About five minutes later, a very large man in a rubber suit and carrying a CAR-4 got out of one of the Policía Federal Suburbans and, looking more than a little uncomfortable, walked onto the veranda.
“Welcome to Hacienda Santa Maria,” Doña Alicia said.
“Yes, ma’am. Thank you, ma’am. I’m looking for Colonel C. G. Castillo.”
“Congratulations, you have found Lieutenant Colonel C. G. Castillo, Retired. And you are?”
The man in the black rubber suit came to attention and saluted.
“Sir, Lieutenant Commander Edwin Bitter, SEAL Team Five, reporting as ordered to the colonel for hazardous duty.”
“Hello, Eddie,” Major H. Richard Miller, Junior, said. “Long time no see. How are you?”
“I will be goddamned!” Commander Bitter said.

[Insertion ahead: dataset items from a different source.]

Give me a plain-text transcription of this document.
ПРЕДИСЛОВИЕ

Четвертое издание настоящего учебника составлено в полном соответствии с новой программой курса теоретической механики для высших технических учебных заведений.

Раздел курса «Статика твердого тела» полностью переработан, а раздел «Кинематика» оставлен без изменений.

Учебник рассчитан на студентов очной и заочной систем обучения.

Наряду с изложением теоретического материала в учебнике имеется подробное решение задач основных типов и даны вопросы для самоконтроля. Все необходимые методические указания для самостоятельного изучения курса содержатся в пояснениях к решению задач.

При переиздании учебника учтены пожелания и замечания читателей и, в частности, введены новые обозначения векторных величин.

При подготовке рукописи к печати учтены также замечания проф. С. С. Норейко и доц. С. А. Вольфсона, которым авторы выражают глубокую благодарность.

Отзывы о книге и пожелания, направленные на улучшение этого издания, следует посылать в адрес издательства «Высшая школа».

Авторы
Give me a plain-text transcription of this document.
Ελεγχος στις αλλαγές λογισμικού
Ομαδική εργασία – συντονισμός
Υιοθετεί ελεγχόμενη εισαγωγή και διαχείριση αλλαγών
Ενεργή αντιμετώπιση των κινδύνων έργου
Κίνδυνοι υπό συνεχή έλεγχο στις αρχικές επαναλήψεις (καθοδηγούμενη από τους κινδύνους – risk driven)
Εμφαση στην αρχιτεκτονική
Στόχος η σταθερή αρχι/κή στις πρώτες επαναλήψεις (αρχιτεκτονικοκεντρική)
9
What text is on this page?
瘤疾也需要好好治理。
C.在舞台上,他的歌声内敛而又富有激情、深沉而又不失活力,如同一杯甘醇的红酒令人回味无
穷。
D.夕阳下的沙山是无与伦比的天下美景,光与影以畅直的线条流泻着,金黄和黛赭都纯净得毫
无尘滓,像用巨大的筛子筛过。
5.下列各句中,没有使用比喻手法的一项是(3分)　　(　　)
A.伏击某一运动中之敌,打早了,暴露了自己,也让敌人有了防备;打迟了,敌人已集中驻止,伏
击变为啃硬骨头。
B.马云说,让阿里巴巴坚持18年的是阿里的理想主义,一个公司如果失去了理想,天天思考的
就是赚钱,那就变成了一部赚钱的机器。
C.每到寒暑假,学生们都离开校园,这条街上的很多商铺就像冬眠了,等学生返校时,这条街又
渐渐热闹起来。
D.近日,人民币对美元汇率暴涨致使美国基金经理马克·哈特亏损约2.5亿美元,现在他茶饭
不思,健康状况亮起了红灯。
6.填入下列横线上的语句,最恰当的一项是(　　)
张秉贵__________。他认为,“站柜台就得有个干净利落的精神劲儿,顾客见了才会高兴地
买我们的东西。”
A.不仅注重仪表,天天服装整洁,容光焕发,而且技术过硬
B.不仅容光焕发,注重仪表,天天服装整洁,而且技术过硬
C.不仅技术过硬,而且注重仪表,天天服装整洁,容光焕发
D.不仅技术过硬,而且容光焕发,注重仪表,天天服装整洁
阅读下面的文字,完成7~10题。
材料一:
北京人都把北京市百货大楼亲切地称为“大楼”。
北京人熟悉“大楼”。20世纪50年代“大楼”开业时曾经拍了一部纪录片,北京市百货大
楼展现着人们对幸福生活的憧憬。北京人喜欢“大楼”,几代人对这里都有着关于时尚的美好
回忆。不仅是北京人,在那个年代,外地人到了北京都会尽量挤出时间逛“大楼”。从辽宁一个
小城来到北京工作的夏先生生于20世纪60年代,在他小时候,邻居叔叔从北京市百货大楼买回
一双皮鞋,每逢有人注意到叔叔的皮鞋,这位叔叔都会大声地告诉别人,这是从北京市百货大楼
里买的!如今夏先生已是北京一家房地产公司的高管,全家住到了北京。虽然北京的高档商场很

“Probably,” Castillo said. “I have heard some really terrible things about you SEALs. But I must warn you, if you keep talking like that, my grandmother will wash your mouth out with soap.”
“And I know who you are, too!” Commander Bitter said excitedly.
“Indeed?”
“When Dick Miller dumped his Black Hawk in Afghanistan, with me and some other SEALs on it, you’re the crazy sonofabitch who stole another Black Hawk and came and got us off that mountain in the middle of a blizzard. The last I heard they were either going to court-martial you or give you the Medal of Honor.”
“In the end, wiser heads prevailed and they did neither,” Castillo said.
Sweaty came onto the veranda.
Commander Bitter’s face showed great surprise.
“Good morning,” Sweaty said, and offered Bitter her hand.
He took it and said, “A great honor, Miss Ravisher. I’m one of your biggest fans!”
Commander Bitter suddenly found himself flying through the air.
Castillo walked to the edge of the veranda and looked down at Bitter, who was now lying on his back on the hood of one of the Policía Federal Suburbans with his feet on the roof.
“If you think you can ever get off there, and make it back up here, Commander,” Castillo said, “and apologize nicely, I will ask the Widow Alekseeva to give you back your CAR-4, and then I will attempt to answer any questions you might have.”
“What he didn’t tell you, Commander,” Juan Carlos Pena said ten minutes later when Castillo had finished explaining the problem and what the role of the SEALs was to be in dealing with it, “is what at least three of the drug cartels want to do with him.”
“Which is?”
Pena looked uncomfortably at Doña Alicia.
“How do I say this delicately?” he asked.
“What they have announced they are going to do to Carlos, Commander,” Doña Alicia said, “is behead him, and then hang his head from a bridge over the highway in Acapulco.”
Juan Carlos Pena nodded. “They seem to feel Carlos had something to do with the untimely deaths of about a dozen of the drug cartel people who murdered—”
“Danny Salazar?” Bitter interrupted, and when Pena nodded again, said, “We heard about that.”
“He also didn’t tell you we are going to be married in Cozumel,” Sweaty said. “We would be pleased if you and your men were to come.”